Aros/Developer/Docs/Libraries/OOP

The case for a binary object model. The ability to be able to use C++ and other programming languages from a VM that statically compiles at install time, especially if you want to ditch the JIT in the process.

Also, I'll be needing to wrap any usage of OS-specific structures or variables in a library that links at install time as well. This could simply be a hosted AROS though.

But Amiga style libraries are not objects in any meaningful way. The object-orientation in AmigaOS are not centered around libraries, but around other structures. Moving towards more OO might be interesting, but adding interfaces to the libraries isn't achieving that.

In order to do OOP as a binary object model, I got the source to Marius Schwarz' OOP4a. There were some serious flaws in it. It used linear searches to find the names of the commands and didn't support interface inheritance. I know how to do Java-style interfaces in a .library but the dependence on the linear name lookups made things unusable.

When I started making my Object.library implementation I decided that interface inheritance is preferable to multiple inheritance because it yields no dreaded diamond dependencies. I used hash tables to do name lookups instead of a linear search and wrote it in C rather than 68k Assembly. I'm not quite sure how AROS does its library headers without FD files but I realize that they have to be processor independent on AROS.

This brings us back to the subject: A binary object model. OOP4a used subdirectories within libs:classes/ on 68k AmigaOS to indicate the inheritance structure hierarchy of the prototype class libraries that it came with. This would keep the namespaces separate from between the libraries so that no object would interfere with the name of another object (within reason). I was going to use a separate interface file for each interface in a libs:interfaces/ directory that would be a global repository of all interfaces other than the direct inheritance interface (referred to on OS 4 as "main"). The direct inheritance interface could be contained in the same directory as the library it defines even though my original plan was to use a hash table for the name lookup.

The way inheritance was implemented in OOP4a was for a parent link to be held in the library's global area in the positive offsets of A6. This meant that when opening a class library, its parent directory would be accessed and the parent library opened initiating recursion leading up to root class where a null was encountered. In my Object.library implementation the Object.library class was the root class anyway thus eliminating some specialized cases where a parent class might not have a name lookup, and so on.

oop.library is doing some of these things but I'm convinced it is the right way to do this. I do like Amiga LVO tables over hash tables to avoid the name binding during load. I could maybe live with one hash table for the directories and then LVO tables in each directory.

I think the OS4 interfaces of the libraries are actually doing this also. It allows to have different interfaces in one library with each having their own name and LVO table.

It does require that the developer tells which method or function comes at which place in the LVO table during compilation of the library though.

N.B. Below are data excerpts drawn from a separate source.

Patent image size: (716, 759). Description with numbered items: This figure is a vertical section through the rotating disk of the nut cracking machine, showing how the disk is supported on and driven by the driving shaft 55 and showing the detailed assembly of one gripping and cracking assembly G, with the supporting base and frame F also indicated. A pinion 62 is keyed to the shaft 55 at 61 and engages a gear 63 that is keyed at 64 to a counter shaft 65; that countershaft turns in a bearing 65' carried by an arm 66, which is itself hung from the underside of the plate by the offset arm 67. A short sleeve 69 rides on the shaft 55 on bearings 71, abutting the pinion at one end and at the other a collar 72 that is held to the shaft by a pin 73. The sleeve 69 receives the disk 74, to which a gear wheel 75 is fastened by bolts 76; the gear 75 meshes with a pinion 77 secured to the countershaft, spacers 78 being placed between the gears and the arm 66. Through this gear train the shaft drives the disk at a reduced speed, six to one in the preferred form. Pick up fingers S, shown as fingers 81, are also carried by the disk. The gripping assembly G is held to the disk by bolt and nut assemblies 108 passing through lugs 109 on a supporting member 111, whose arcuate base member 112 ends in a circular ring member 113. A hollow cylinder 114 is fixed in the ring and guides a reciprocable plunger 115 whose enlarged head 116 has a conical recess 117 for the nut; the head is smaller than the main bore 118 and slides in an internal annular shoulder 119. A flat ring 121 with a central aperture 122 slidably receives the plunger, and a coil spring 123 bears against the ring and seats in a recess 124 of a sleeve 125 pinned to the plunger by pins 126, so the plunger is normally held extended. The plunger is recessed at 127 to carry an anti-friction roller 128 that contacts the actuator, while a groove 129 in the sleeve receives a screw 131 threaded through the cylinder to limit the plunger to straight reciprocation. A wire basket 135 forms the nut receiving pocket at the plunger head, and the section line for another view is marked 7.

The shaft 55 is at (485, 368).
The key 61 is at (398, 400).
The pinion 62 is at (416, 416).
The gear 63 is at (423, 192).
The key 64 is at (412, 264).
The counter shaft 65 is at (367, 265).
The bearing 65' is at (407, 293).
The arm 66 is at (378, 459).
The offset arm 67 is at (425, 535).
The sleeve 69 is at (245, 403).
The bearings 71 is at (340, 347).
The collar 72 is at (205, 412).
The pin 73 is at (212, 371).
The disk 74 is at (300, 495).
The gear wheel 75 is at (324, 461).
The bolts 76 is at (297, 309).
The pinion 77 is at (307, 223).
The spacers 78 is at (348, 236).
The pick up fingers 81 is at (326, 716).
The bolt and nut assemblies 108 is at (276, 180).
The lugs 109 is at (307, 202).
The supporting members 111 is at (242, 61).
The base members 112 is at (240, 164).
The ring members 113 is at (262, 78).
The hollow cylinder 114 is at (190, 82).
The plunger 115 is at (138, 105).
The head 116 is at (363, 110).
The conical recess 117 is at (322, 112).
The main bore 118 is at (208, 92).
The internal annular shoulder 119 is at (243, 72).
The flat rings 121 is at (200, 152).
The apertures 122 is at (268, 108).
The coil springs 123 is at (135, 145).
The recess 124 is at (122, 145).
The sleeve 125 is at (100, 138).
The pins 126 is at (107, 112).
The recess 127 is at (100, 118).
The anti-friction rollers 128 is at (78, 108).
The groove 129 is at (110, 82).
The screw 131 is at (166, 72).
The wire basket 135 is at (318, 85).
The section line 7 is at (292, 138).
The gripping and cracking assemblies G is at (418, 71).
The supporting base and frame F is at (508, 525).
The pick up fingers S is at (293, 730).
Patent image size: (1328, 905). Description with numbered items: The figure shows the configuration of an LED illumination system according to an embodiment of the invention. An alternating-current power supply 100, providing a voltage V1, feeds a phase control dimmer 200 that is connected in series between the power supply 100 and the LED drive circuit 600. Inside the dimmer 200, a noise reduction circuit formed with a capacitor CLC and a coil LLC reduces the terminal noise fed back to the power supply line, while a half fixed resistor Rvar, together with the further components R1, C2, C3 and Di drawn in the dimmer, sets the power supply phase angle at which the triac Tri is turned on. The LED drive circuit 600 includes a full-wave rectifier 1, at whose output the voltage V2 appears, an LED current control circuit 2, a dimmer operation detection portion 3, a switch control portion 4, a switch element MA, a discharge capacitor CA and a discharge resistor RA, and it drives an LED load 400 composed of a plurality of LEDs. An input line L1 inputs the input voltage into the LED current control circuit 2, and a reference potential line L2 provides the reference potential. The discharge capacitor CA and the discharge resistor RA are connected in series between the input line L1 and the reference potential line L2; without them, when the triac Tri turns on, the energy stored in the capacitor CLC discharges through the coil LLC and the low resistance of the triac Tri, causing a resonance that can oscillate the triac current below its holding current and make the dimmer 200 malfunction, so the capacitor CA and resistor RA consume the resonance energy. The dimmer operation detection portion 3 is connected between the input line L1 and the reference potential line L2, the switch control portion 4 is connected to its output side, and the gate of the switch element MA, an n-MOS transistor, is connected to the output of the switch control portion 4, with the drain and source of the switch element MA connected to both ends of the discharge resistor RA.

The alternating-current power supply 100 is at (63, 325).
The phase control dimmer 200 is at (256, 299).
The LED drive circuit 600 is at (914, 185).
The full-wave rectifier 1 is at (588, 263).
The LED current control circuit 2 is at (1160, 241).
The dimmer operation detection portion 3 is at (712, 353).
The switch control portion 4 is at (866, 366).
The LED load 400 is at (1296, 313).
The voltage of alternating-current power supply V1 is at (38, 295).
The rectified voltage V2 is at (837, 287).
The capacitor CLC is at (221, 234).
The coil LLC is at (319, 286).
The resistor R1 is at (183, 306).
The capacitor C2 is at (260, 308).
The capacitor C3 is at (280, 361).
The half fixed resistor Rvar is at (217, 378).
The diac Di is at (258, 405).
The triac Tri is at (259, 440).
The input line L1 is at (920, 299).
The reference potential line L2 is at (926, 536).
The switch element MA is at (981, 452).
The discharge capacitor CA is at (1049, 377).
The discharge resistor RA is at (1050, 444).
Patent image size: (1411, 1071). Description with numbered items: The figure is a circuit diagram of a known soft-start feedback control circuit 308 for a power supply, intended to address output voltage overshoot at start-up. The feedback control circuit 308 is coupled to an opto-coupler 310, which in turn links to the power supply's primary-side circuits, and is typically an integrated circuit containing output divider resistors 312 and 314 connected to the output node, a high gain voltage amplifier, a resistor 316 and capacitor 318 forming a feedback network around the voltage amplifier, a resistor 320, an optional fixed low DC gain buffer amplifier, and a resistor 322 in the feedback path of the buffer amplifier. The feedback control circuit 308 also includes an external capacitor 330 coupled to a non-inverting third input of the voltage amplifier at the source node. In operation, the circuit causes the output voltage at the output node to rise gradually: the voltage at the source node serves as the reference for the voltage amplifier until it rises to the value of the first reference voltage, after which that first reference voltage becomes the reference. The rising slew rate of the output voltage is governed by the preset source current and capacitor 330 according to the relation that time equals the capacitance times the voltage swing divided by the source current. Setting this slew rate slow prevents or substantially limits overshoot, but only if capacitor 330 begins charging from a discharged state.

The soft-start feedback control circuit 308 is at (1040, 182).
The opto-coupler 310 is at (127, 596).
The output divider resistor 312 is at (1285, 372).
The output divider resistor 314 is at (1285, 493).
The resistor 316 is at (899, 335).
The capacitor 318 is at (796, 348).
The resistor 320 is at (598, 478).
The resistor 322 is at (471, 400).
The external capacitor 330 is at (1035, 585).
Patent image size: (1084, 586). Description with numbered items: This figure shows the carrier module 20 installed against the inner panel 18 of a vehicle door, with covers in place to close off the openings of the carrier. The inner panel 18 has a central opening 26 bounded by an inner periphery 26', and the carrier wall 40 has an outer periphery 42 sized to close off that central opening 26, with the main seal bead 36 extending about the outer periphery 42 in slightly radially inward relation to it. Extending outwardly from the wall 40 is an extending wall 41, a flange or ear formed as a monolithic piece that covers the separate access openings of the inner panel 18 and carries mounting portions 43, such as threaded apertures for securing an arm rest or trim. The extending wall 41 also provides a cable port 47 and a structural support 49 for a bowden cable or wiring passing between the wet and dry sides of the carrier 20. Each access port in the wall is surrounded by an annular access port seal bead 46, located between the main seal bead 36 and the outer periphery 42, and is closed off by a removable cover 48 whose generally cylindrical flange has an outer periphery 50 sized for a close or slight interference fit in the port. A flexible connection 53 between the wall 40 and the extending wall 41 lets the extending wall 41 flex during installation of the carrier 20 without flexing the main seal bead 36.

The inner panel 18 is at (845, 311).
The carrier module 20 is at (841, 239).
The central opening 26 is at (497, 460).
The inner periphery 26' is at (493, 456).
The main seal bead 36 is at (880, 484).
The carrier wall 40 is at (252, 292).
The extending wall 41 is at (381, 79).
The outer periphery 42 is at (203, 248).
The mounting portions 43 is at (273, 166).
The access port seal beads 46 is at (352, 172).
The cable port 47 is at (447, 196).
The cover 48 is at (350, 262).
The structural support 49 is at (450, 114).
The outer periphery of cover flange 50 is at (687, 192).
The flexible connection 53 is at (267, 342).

Recreating OS 4-style interface tables is easy. What bothers me about the interfaces is that you need a pointer to the interface in whatever register (preferably a different register for each interface on PPC and other register-rich processors). I'd assume that the base pointer for the library would be contained in the interface structure as well.

After having heard the objections to the hash table name lookup, I can tell that it would be slow to open such a library. Likewise the inheritance chain would be even slower since it would have to execute a name lookup for each stage of direct inheritance until it was resolved. This brings us to the big question: How would we store the interfaces if they were more than just a name? Fat pointers? Making the hash lookup faster by using the same hash for each stage of inheritance?

A framework should not require a name-mangling scheme but instead, uses subdirectories within libs: to organize the namespace dependencies and support Java-style interface inheritance as well. The downside is that I'm planning on using hash-tables of names instead of requiring FD or SFD files like AmigaOS does for its libraries to initialize its vtables.

When I looked at the source to OOP.library I didn't like the way that it did everything at runtime. I was going to make Object.library to supplement OOP.library. Do you think that would be suitable or should it be added directly to Exec.library like OS 4 does it? My concern with doing it too much like OS 4 does it is that OS 4 has a utility to generate the C skeleton code from XML descriptors derived from an SFD file. This means that making a compiler for a language other than C to generate libraries, that makes things very tricky.

In order to allow LLVM to generate code for multiple flavors of AROS, I have to replace or wrap some functions of the C runtime library in other code to make sure that they don't make assumptions about variable sizes and structure sizes. In GCC sizeof and offsetof are rendered as macros for minimum overhead but this gets in the way of portability so they will need to be implemented with functions.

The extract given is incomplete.